First crystal-clear morning in weeks. I sit watching the sunlight move through the trees and a distant jet trailed by nothing but its roar.
March 2008
3/16/2008
Yellow sun in an overcast sky: how is this possible? It lasts for a couple minutes before fading into a bright smudge in a net of branches.
3/15/2008
Bare ground now predominates in the woods, and the ditches are loud with snowmelt. Two gangs of crows meet in the air, yelling, circling.
3/14/2008
A heavy inversion layer—I have quarry trucks for company this morning. Over the roar, from the corner of the field, the first singing robin.
3/13/2008
Sunrise. I’m in a staring contest with a groundhog who just emerged from under the house. I blink, and he disappears. A piercing whistle.
3/12/2008
Last night, I almost stepped on the porcupine—it could barely walk. This morning, on the cherry tree beside the porch, bright yellow wounds.
3/11/2008
Weak sun. A “v” of northbound swans. Bass notes of a distant thumper car sound almost like a drumming grouse, except they do not stop.
3/10/2008
Gray sky, and the air is lousy with snowflakes. The usual birds are making the usual chirps. A train whistle, horrendously out of tune.
3/9/2008
Winter’s back! My white plastic stack chair lies upside-down at the end of the porch. The snowpack has gone from quicksand back to granite.
3/8/2008
A chipmunk emerges from the base of the stone wall and races over the soft snow. All this rain has brought out the blush in the red maples.
3/7/2008
A red sunrise. Loud rending sounds as a gray squirrel peels bark from the dead elm tree in the yard, hanging upside-down like a nuthatch.
3/6/2008
Back below freezing.
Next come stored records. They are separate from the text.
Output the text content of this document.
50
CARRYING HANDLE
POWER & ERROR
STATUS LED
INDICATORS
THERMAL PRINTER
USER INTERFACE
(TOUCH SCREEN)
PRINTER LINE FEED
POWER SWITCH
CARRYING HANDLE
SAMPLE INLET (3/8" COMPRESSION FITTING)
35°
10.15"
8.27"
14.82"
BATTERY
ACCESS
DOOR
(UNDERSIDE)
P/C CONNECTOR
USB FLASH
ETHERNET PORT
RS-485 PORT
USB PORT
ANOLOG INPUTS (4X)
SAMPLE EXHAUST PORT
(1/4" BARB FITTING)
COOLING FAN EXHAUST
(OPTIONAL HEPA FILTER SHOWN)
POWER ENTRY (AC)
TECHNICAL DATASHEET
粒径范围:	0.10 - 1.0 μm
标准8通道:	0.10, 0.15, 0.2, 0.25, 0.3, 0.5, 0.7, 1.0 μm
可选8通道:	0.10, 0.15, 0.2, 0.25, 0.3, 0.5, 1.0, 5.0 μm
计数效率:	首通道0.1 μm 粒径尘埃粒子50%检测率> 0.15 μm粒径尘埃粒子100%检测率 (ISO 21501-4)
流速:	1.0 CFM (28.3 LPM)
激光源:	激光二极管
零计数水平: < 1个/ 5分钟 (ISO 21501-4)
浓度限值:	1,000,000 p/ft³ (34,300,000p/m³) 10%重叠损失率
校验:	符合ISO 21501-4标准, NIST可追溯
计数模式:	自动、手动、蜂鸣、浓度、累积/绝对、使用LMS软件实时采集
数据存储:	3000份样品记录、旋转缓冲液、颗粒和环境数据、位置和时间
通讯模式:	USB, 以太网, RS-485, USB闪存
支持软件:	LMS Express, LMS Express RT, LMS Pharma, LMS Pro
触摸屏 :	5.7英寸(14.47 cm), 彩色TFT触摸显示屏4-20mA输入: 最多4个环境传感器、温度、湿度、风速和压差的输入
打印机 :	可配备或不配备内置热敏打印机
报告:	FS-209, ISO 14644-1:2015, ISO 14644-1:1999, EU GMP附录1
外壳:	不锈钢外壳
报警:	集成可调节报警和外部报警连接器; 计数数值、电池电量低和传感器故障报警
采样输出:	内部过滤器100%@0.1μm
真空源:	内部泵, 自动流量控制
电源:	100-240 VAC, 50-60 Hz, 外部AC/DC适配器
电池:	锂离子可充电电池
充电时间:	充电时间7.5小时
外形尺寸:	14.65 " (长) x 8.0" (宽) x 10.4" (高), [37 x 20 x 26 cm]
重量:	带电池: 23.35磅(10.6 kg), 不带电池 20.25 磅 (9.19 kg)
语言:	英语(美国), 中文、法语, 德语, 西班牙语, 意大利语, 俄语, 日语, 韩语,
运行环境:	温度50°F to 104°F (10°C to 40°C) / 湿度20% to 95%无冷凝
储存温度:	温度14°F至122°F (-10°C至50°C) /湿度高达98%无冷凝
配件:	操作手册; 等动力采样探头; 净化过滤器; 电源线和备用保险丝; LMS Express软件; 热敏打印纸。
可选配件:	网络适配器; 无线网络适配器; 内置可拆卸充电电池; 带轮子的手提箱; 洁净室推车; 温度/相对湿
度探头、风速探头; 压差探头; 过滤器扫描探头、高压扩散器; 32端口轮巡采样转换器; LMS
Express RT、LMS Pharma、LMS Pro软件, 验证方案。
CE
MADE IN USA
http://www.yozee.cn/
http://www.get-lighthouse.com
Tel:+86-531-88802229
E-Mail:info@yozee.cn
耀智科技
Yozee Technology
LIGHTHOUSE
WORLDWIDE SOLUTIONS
Some four to five inches of snowpack remain, but every tree stands at the center of a dark wheel of melted earth.
3/5/2008
A sky of shifting gray. This is basement-flooding weather. I crack out the harmonica, hoping that no one will hear it above the creek.
3/4/2008
Rain and fog. A robin drops into the barberry bush, tut-tutting. Up in the woods, two deer stand with their heads buried in the soft snow.